You’ll note that I have a limit on the size of a NEL report – 100KB of JSON is more than enough. I’m also handling CIDR notation for blocking (eg, 130.0.0.0/16).

Operational Focus

Clearly to use this, you’ll want to push the Lambda function into a repeatable template, along with the API Gateway and DynamoDB table.

You may also want to have a Time To Live (TTL) on the Item being submitted in save_report() function, with perhaps the current time (Unix time) plus a number of seconds to retain (perhaps a month), and configure TTL expiry on the DynamoDB table.

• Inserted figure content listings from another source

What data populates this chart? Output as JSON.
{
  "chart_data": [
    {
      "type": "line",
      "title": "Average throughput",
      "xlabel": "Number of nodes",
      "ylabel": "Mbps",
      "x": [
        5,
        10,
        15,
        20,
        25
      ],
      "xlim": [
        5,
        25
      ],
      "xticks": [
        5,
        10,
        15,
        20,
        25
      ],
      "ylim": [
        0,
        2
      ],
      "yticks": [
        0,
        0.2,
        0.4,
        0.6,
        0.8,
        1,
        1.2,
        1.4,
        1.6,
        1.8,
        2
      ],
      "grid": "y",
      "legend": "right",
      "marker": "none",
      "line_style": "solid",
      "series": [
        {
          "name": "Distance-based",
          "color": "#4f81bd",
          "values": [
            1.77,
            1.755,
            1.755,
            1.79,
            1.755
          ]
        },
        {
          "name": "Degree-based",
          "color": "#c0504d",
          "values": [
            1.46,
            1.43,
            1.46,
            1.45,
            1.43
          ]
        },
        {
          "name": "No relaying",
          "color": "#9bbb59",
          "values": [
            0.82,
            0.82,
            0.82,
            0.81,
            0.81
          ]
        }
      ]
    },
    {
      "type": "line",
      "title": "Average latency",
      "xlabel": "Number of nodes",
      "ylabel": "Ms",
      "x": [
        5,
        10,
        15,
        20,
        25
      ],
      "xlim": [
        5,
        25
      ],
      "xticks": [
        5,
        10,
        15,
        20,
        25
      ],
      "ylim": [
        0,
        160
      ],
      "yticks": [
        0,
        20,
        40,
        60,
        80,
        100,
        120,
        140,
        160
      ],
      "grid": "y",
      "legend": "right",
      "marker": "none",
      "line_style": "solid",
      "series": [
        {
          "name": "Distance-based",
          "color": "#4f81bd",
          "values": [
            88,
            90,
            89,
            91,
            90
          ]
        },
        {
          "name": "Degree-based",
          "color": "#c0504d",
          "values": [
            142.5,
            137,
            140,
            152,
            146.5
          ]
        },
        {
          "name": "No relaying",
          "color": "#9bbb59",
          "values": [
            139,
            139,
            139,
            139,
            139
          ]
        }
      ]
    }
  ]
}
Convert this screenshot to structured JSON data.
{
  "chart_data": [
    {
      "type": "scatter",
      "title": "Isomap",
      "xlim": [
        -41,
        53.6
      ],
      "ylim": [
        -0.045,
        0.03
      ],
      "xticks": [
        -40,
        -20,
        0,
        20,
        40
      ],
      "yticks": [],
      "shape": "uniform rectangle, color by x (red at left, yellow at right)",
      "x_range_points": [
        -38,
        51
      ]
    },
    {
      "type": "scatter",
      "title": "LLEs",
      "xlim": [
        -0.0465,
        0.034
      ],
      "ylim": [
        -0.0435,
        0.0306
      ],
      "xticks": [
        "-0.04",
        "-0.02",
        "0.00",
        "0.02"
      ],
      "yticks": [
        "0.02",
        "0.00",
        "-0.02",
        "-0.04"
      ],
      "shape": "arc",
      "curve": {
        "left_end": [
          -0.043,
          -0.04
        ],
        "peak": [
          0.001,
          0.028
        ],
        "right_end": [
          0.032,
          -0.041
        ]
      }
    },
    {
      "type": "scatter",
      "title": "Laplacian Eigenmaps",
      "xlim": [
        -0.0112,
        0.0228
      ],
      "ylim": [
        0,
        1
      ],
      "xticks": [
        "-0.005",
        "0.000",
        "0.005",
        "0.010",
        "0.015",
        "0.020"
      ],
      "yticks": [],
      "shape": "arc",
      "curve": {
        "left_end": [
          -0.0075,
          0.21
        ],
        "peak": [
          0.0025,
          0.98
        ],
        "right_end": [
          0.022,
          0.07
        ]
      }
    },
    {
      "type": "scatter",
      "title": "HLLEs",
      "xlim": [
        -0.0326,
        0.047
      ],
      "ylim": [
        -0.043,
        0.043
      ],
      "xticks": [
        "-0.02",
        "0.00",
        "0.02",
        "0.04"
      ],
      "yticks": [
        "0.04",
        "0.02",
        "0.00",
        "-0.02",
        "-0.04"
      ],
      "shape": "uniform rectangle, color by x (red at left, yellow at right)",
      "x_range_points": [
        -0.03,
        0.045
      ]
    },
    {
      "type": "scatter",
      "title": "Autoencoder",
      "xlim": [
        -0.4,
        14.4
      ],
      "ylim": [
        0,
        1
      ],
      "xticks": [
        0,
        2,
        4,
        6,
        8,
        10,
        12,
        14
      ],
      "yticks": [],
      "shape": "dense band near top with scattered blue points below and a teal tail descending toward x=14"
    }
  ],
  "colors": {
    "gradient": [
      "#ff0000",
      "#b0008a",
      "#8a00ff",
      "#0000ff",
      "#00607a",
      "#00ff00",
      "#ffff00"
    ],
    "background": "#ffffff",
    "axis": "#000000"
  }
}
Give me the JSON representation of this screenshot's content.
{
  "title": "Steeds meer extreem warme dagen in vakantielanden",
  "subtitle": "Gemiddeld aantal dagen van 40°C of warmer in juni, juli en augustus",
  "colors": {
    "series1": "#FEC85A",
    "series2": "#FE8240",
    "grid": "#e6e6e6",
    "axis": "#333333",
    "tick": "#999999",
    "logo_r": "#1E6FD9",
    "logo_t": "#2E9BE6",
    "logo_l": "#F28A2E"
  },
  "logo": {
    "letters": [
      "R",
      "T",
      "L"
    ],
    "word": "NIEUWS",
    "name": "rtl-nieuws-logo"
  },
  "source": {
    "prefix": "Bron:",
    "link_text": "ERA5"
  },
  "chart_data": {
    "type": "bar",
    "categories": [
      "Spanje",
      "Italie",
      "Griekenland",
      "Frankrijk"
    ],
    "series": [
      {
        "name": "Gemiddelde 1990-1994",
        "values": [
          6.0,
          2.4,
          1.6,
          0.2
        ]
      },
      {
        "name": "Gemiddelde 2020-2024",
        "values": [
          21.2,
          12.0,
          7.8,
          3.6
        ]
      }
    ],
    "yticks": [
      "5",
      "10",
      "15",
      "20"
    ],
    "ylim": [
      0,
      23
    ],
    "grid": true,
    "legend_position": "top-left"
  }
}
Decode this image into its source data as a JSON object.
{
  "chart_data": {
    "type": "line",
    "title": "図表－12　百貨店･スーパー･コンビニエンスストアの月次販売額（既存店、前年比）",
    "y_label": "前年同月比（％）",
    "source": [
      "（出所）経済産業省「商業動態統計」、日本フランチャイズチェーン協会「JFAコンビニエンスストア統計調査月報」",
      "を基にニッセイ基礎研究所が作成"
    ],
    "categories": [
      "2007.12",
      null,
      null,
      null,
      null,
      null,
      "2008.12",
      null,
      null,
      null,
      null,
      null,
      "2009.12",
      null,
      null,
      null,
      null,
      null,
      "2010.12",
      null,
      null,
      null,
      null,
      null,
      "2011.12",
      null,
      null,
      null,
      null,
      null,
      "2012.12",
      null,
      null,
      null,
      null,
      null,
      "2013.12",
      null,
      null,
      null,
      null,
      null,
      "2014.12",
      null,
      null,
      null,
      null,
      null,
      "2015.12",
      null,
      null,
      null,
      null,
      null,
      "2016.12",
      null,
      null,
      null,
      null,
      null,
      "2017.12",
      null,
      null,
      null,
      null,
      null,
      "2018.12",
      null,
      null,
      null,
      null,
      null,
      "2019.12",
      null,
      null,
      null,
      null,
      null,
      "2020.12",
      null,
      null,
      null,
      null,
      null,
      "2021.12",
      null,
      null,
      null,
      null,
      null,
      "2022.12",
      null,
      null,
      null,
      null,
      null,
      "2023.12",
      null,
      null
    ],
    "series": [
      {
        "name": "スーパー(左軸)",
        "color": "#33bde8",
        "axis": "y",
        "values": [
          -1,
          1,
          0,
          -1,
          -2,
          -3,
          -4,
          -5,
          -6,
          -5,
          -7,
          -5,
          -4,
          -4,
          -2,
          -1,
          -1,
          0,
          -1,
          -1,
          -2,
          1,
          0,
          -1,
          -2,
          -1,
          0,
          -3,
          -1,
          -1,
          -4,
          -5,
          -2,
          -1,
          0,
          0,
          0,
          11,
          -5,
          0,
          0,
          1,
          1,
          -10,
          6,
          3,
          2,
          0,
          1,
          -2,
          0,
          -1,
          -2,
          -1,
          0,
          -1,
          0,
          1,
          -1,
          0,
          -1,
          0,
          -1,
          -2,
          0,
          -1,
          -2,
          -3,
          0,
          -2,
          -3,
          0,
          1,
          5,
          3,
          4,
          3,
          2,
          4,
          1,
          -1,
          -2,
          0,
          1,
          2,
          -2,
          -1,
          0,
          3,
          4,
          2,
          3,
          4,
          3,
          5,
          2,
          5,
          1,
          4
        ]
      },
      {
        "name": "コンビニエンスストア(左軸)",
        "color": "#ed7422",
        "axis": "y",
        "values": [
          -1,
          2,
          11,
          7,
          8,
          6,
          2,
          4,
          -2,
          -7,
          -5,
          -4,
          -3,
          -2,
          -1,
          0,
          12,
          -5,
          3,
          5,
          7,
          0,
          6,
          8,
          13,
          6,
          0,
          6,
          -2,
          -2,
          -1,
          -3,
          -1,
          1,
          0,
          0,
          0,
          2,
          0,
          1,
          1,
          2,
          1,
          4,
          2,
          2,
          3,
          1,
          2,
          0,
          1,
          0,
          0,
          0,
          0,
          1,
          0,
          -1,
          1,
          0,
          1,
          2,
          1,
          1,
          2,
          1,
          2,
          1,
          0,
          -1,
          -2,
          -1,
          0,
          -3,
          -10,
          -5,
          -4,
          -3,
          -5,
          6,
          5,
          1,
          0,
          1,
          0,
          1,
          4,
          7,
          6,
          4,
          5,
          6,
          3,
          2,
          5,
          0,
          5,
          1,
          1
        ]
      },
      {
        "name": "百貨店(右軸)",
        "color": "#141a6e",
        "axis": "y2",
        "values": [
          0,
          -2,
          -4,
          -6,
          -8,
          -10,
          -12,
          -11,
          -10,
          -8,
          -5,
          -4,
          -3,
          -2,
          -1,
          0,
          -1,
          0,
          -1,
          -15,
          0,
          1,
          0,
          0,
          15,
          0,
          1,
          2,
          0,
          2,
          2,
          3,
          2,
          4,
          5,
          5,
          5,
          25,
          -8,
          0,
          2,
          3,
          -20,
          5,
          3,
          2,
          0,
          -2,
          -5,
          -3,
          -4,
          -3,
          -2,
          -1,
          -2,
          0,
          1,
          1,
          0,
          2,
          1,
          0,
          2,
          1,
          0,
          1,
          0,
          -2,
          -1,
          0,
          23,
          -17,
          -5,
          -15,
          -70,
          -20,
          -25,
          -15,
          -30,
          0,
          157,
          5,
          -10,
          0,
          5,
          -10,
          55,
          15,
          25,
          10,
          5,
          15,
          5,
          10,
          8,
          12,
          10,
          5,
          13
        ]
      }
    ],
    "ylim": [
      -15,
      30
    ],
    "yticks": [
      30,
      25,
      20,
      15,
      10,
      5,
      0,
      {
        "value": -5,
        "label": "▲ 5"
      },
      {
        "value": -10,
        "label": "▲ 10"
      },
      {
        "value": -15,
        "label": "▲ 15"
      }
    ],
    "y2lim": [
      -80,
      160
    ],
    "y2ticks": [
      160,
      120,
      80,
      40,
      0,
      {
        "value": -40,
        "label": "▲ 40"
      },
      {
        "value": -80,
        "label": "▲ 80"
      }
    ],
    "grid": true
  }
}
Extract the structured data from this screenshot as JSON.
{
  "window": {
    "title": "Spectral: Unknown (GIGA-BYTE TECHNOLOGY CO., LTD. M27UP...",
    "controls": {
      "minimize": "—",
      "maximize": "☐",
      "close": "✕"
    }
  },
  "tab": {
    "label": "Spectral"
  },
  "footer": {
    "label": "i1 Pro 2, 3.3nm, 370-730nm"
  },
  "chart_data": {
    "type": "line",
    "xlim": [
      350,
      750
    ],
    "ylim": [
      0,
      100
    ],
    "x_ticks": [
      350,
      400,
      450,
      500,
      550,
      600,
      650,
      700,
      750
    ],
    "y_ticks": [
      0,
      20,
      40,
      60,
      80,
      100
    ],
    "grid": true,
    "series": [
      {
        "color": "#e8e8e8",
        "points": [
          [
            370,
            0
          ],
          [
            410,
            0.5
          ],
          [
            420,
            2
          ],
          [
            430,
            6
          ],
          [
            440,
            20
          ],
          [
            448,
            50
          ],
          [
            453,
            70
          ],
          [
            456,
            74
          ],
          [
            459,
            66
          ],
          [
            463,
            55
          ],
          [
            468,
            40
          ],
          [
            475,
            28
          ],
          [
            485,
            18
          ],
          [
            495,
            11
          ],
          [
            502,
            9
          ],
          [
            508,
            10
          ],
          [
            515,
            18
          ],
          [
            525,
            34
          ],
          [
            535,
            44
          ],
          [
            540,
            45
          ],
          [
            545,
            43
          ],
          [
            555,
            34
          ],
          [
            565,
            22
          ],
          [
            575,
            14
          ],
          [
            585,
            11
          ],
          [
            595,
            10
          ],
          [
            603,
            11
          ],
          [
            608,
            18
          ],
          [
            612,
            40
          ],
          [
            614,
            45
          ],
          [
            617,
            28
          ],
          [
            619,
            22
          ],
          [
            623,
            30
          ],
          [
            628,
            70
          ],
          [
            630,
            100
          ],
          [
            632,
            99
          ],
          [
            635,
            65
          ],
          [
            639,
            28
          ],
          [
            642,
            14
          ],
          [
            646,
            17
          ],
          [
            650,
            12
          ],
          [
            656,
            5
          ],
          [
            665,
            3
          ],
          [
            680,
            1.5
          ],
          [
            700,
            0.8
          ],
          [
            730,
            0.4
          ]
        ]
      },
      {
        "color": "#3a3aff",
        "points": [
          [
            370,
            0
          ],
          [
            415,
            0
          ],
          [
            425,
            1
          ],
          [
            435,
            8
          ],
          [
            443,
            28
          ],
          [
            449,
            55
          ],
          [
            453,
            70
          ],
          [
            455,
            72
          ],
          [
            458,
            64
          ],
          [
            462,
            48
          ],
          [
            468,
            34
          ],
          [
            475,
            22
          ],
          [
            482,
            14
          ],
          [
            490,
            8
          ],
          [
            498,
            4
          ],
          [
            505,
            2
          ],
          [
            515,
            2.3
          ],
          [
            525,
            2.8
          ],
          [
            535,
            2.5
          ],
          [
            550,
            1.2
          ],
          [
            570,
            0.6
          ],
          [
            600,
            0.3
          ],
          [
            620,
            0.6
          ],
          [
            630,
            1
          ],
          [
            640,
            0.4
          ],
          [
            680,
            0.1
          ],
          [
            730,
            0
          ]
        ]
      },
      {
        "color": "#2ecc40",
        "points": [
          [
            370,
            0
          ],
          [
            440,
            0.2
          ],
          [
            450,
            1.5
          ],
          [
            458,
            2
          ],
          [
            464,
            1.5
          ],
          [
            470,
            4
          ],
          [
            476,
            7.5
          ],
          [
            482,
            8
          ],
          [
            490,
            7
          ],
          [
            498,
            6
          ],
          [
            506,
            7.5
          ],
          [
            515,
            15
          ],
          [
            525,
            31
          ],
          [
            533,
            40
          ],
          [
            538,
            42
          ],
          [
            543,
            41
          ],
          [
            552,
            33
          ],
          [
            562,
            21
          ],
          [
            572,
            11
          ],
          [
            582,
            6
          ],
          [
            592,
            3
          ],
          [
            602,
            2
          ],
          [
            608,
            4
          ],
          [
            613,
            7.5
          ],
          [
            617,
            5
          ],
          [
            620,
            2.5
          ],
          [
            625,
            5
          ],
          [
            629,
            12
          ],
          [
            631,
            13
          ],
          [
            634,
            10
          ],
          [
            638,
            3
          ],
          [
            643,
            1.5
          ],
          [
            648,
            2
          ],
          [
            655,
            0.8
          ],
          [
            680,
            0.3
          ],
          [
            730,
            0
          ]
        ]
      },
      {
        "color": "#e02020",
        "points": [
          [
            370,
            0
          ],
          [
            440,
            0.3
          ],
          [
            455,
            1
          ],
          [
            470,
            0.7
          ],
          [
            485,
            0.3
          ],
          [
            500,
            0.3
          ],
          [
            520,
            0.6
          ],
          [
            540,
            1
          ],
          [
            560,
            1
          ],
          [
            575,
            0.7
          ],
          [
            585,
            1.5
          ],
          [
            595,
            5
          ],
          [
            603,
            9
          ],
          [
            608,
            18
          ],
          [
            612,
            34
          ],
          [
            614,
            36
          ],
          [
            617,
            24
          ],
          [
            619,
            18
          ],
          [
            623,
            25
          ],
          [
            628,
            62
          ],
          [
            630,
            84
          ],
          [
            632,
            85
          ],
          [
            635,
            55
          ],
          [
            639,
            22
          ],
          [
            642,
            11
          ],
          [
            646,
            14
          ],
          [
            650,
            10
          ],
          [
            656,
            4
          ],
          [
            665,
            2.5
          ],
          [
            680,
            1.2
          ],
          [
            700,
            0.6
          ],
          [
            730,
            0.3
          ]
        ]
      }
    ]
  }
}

You may also want to generate some custom CloudWatch metrics, based upon the data being submitted; perhaps per hostname or environment, to get metrics on the rate of errors being reported.

Summary

Hopefully the above is enough to get you to understand NEL, and help capture these reports from your web clients; in a production environment you may want to look at report-uri.com, in non-production, you may want to roll your own as above.